Hello everybody. I made this notebook. If you like this kind of thing, please subscribe to gwern's patreon. https://patreon.com/gwern
It's a GPT-2 1.5B model trained on the kingbase 2019 dataset. (>3M games of >2000 ELO rating.) It was trained for 400k steps with batch size 6 using 140 TPUs in 24h using a technique known as swarm training. Here's an incomplete whitepaper on swarm training: https://www.docdroid.net/faDq8Bu/swarm-training-v01a.pdf
Each line is of the form [Result "0-1"] [WhiteElo "2715"] [BlackElo "2793"] 1. e4 ...
Result 0-1 means black won; 1-0 means white won; 1/2-1/2 means a draw.
At runtime I prompt it with [Result "0-1"] and a high elo for white and black to make it more likely to generate higher level moves.
Our next project will be a GPT-2 IRC bot where you can talk with simulated people. We currently have one that wasn't trained for very long, yet the preliminary results are interesting enough to warrant a more serious time investment. https://twitter.com/theshawwn/status/1208667331230089216
Many people have asked for a thorough technical writeup which I hope to make available soon. In the meantime, you an read some of our GPT-2 1.5B adventures here: https://www.gwern.net/GPT-2#gpt-2-1.5b
Lastly, someone on /r/slatestarcodex apparently did this exact same thing a few months ago. They trained on algebraic notation instead of PGN format, which is basically x1y1x2y2 coordinate form with no mention of the type of piece. It was also trained on 1B moves. The engine is superior to ours and can apparently reach move 40 without blundering, according to the replay. https://www.reddit.com/r/slatestarcodex/comments/el87vo/a_ve...
I have also been porting the stylegan2 codebase to TPUs to facilitate swarm training. We hope to train on a very large dataset like the entirety of danbooru2018. No promises, but results are interesting so far. https://twitter.com/theshawwn/status/1214245145664802817
I hope you all found this enjoyable.
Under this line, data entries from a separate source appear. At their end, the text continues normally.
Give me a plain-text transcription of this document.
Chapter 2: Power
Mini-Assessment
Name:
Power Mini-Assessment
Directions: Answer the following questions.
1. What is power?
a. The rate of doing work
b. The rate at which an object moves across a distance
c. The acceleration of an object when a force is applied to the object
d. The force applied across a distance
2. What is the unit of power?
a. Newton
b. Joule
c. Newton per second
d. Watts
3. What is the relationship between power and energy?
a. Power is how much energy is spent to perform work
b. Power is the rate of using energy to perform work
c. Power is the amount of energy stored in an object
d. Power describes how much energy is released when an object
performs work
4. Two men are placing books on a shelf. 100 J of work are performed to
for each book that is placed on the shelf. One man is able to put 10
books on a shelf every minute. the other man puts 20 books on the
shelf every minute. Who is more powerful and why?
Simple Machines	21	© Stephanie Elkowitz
The GCE bill is currently $50, which I'm keeping an eye on. (Go subscribe to gwern's patreon to see more projects like this!)
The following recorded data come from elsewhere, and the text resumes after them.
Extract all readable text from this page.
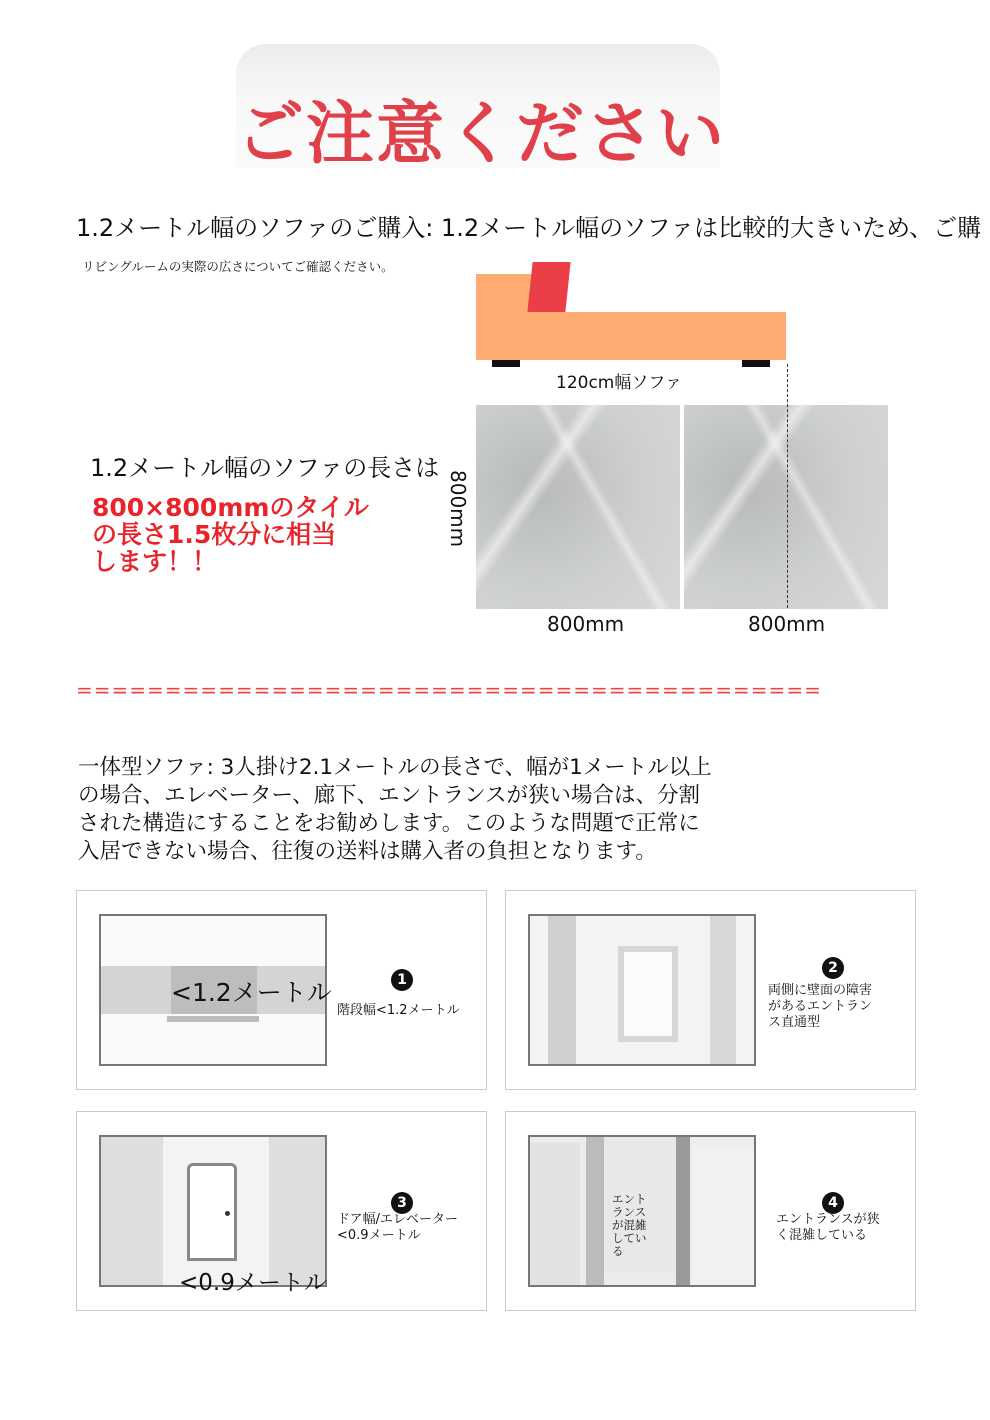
ご注意ください
1.2メートル幅のソファのご購入: 1.2メートル幅のソファは比較的大きいため、ご購
リビングルームの実際の広さについてご確認ください。
120cm幅ソファ
1.2メートル幅のソファの長さは
800×800mmのタイル
の長さ1.5枚分に相当
します！！
800mm
800mm	800mm
==========================================
一体型ソファ: 3人掛け2.1メートルの長さで、幅が1メートル以上
の場合、エレベーター、廊下、エントランスが狭い場合は、分割
された構造にすることをお勧めします。このような問題で正常に
入居できない場合、往復の送料は購入者の負担となります。
<1.2メートル	1
階段幅<1.2メートル
2
両側に壁面の障害
があるエントラン
ス直通型
<0.9メートル
3
ドア幅/エレベーター
<0.9メートル
エントランスが混雑している
4
エントランスが狭
く混雑している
1.e4 e5 2.Ke2 Nc6 3.Kf3 g6 4.Kg4 Bg7 5.Nf3 h6 6.Nxe5 Bxe5 7.d4 Bg7 8. e5 at this point the notebook started allocating more memory and after it became irresponsive.
this is hilarious and also a great idea. i dont see any reason why you can't play a few million games against itself and other engines and see where it takes you. less efficient than alpha zero probably, but how much so?
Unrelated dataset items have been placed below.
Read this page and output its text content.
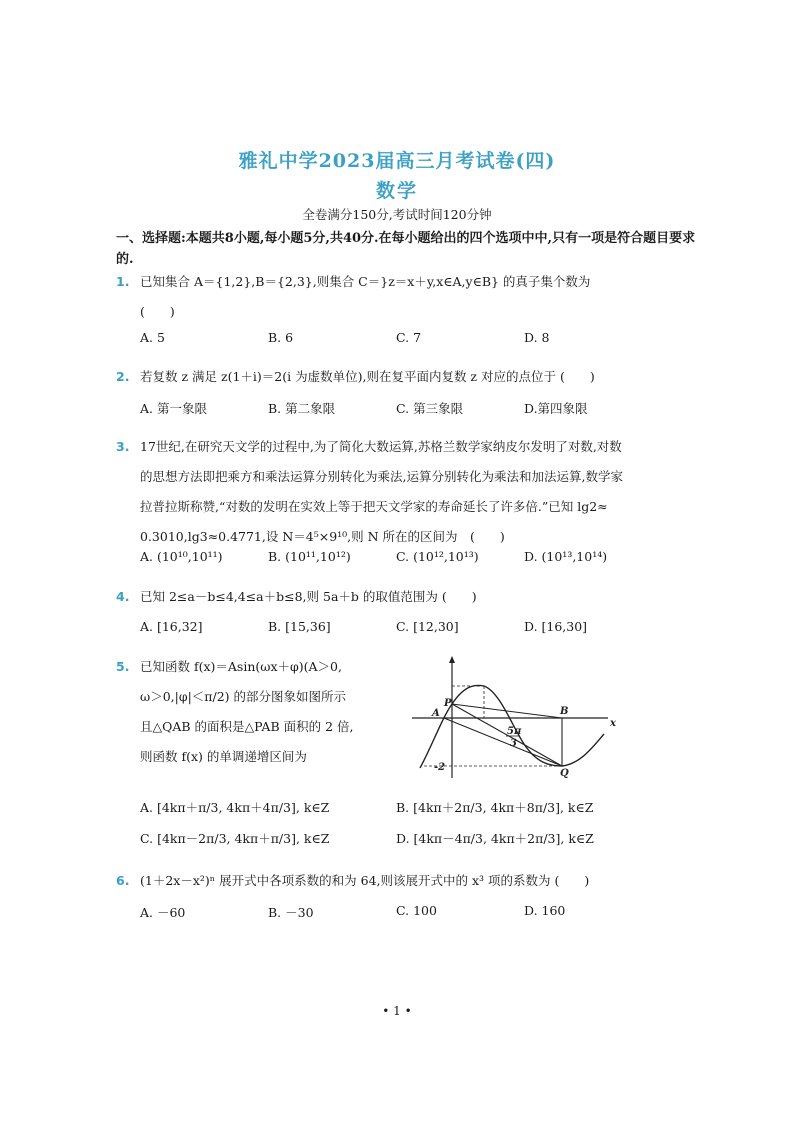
雅礼中学2023届高三月考试卷(四)
数学
全卷满分150分,考试时间120分钟
一、选择题:本题共8小题,每小题5分,共40分.在每小题给出的四个选项中中,只有一项是符合题目要求的.
1. 已知集合 A＝{1,2},B＝{2,3},则集合 C＝}z＝x＋y,x∈A,y∈B} 的真子集个数为
(　　)
A. 5	B. 6	C. 7	D. 8
2. 若复数 z 满足 z(1＋i)＝2(i 为虚数单位),则在复平面内复数 z 对应的点位于 (　　)
A. 第一象限	B. 第二象限	C. 第三象限	D.第四象限
3. 17世纪,在研究天文学的过程中,为了简化大数运算,苏格兰数学家纳皮尔发明了对数,对数
的思想方法即把乘方和乘法运算分别转化为乘法,运算分别转化为乘法和加法运算,数学家
拉普拉斯称赞,“对数的发明在实效上等于把天文学家的寿命延长了许多倍.”已知 lg2≈
0.3010,lg3≈0.4771,设 N＝4⁵×9¹⁰,则 N 所在的区间为　(　　)
A. (10¹⁰,10¹¹)	B. (10¹¹,10¹²)	C. (10¹²,10¹³)	D. (10¹³,10¹⁴)
4. 已知 2≤a－b≤4,4≤a＋b≤8,则 5a＋b 的取值范围为 (　　)
A. [16,32]	B. [15,36]	C. [12,30]	D. [16,30]
5. 已知函数 f(x)＝Asin(ωx＋φ)(A＞0,
ω＞0,|φ|＜π/2) 的部分图象如图所示
且△QAB 的面积是△PAB 面积的 2 倍,
则函数 f(x) 的单调递增区间为
P
A	B
Q
x
5π
3
-2
A. [4kπ＋π/3, 4kπ＋4π/3], k∈Z	B. [4kπ＋2π/3, 4kπ＋8π/3], k∈Z
C. [4kπ－2π/3, 4kπ＋π/3], k∈Z	D. [4kπ－4π/3, 4kπ＋2π/3], k∈Z
6. (1＋2x－x²)ⁿ 展开式中各项系数的和为 64,则该展开式中的 x³ 项的系数为 (　　)
A. －60	B. －30	C. 100	D. 160
• 1 •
It should be similarly efficient. AlphaZero used 1,000 TPUv1's to generate self-play games, and a much smaller number of TPUs to train the model on the previous self-play results. Whenever it generated a model that was >= 55% better, that became the new model.
You're right, "efficient" should be substituted with "possible". We're certainly not claiming that this is a smart way to do it, just that you can.
Still, I think that there's a chance it could work well. Each move could be prefixed with the final outcome of the game, which is the technique either alphazero or muzero uses.
> It’s not even trying to be competitive, it’s just guessing how the game will continue. If you blunder, it might guess that this must be a game between two blundering fools, and play accordingly.
In a certain sense, GPT-2 is optimized to "look good to people interested in AI." Above all else it tries to generate plausibly-human-looking things, while completely oblivious of any other goal. This makes it an interesting fit for scenarios with objective scoring criteria. It may never be "good" at the scenario, only entertaining to human observers.